従来、遺伝子組み換えネコは、体細胞核移植(クローンの作製)によって作製されてきた。しかし、その作業はきわめて効率が低く、外見上正常な個体でも細胞および分子のレベルでは異常を持っている場合がある。E Poeschlaたちは今回、通常の不妊手術で得られた卵母細胞をウイルスベクターで改変するネコの遺伝子導入法を発表している。論文では、効率的な遺伝子導入が行われ、導入遺伝子が強力に発現し、健康な仔ネコが3匹生まれて、その組み換えが次世代に伝達されたことが明らかにされている。
さらに研究チームは、この方法をAIDSウイルスの病原性の研究に応用した。一部の動物種は、他種のAIDS原因ウイルスに対する耐性を与える因子を発現する。研究チームは、アカゲザルの抗ウイルス因子を発現する遺伝子組み換えネコを作製し、そのネコの細胞ではネコAIDSウイルスの複製が抑制されていることを予備的に観察した。ただし、生命体全体の感染が未検討であることには注意が必要であるとしている。
これは、肉食動物の配偶子の遺伝子組み換えに関する最初の研究報告である。その大きさ、複雑さ、およびAIDS原因ウイルスに対する感受性のため、ネコは、マウスで行うことができないさまざまな種類の研究に利用することができる。
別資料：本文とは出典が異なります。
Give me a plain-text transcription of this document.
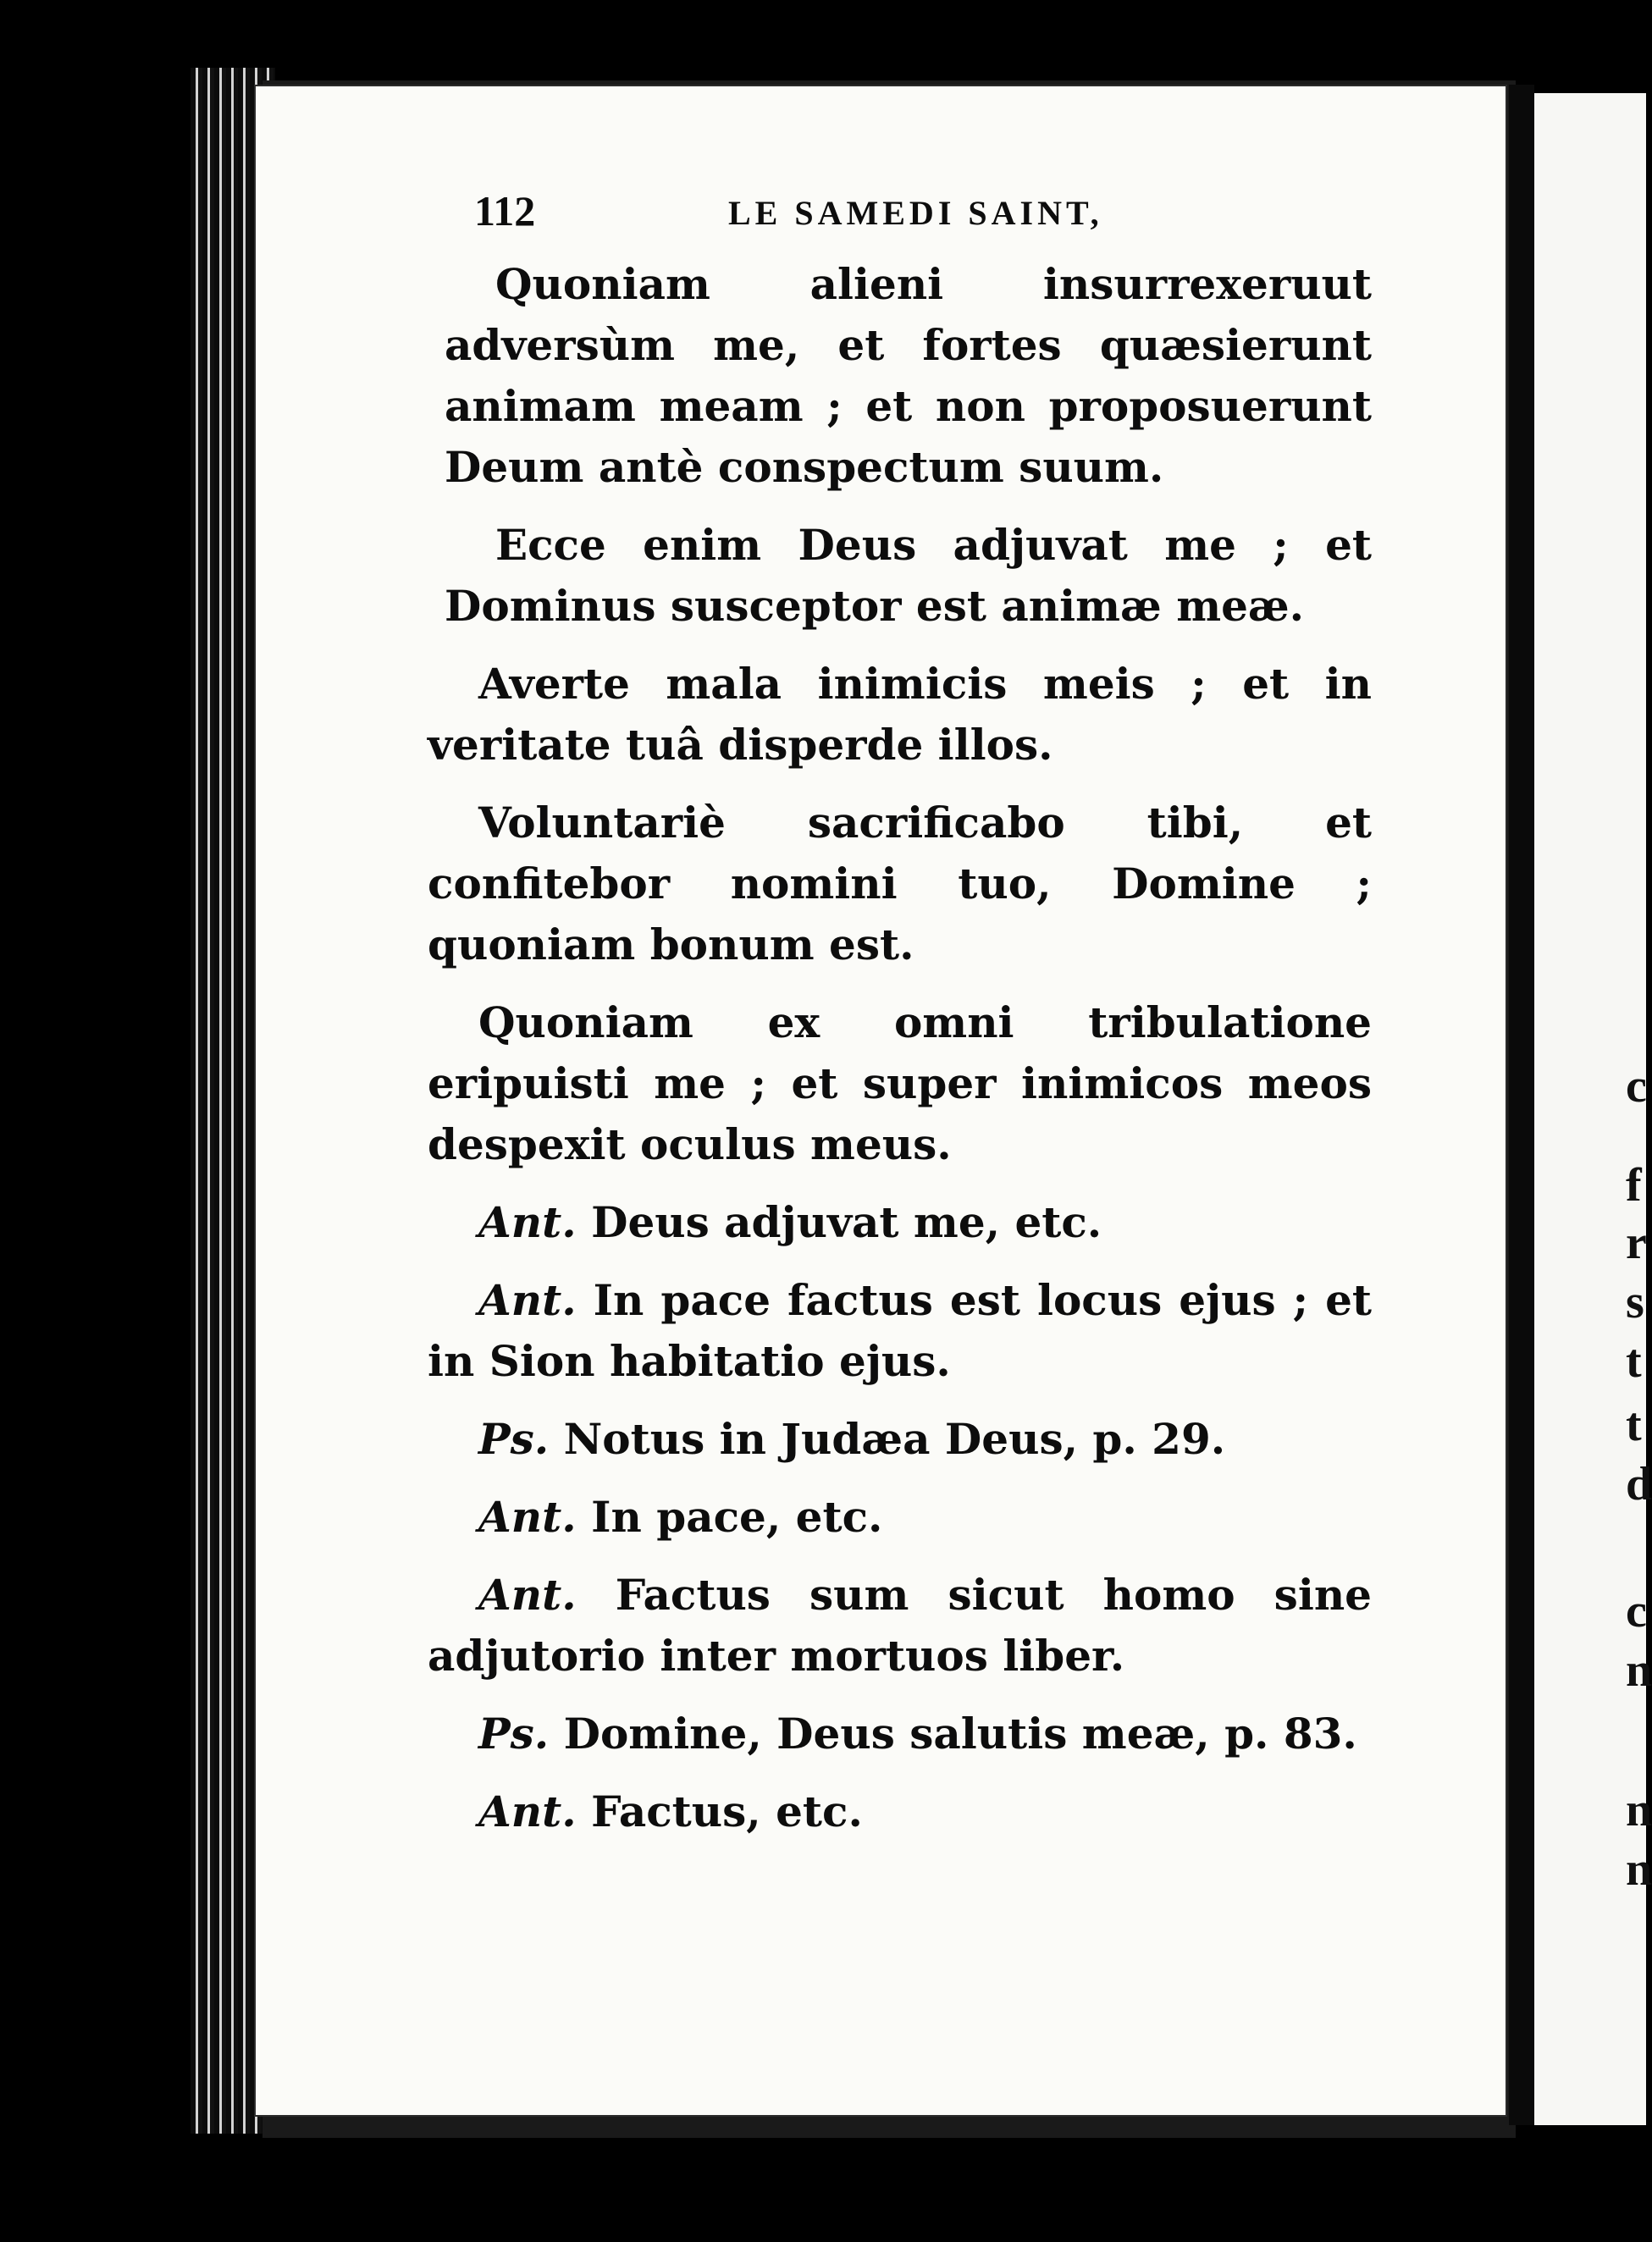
c
f
r
s
t
t
d
c
n
n
n
112	LE SAMEDI SAINT,

Quoniam alieni insurrexeruut adversùm me, et fortes quæsierunt animam meam ; et non proposuerunt Deum antè conspectum suum.

Ecce enim Deus adjuvat me ; et Dominus susceptor est animæ meæ.

Averte mala inimicis meis ; et in veritate tuâ disperde illos.

Voluntariè sacrificabo tibi, et confitebor nomini tuo, Domine ; quoniam bonum est.

Quoniam ex omni tribulatione eripuisti me ; et super inimicos meos despexit oculus meus.

Ant. Deus adjuvat me, etc.

Ant. In pace factus est locus ejus ; et in Sion habitatio ejus.

Ps. Notus in Judæa Deus, p. 29.

Ant. In pace, etc.

Ant. Factus sum sicut homo sine adjutorio inter mortuos liber.

Ps. Domine, Deus salutis meæ, p. 83.

Ant. Factus, etc.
この研究論文で発表される遺伝子導入は、このモデルで可能な実験の幅を広げると考えられ、ネコ、ヒト、双方の疾患を詳細に解明するのに寄与する可能性がある。
doi:10.1038/nmeth.1703
「Nature 関連誌注目のハイライト」は、ネイチャー広報部門が報道関係者向けに作成したリリースを翻訳したものです。より正確かつ詳細な情報が必要な場合には、必ず原著論文をご覧ください。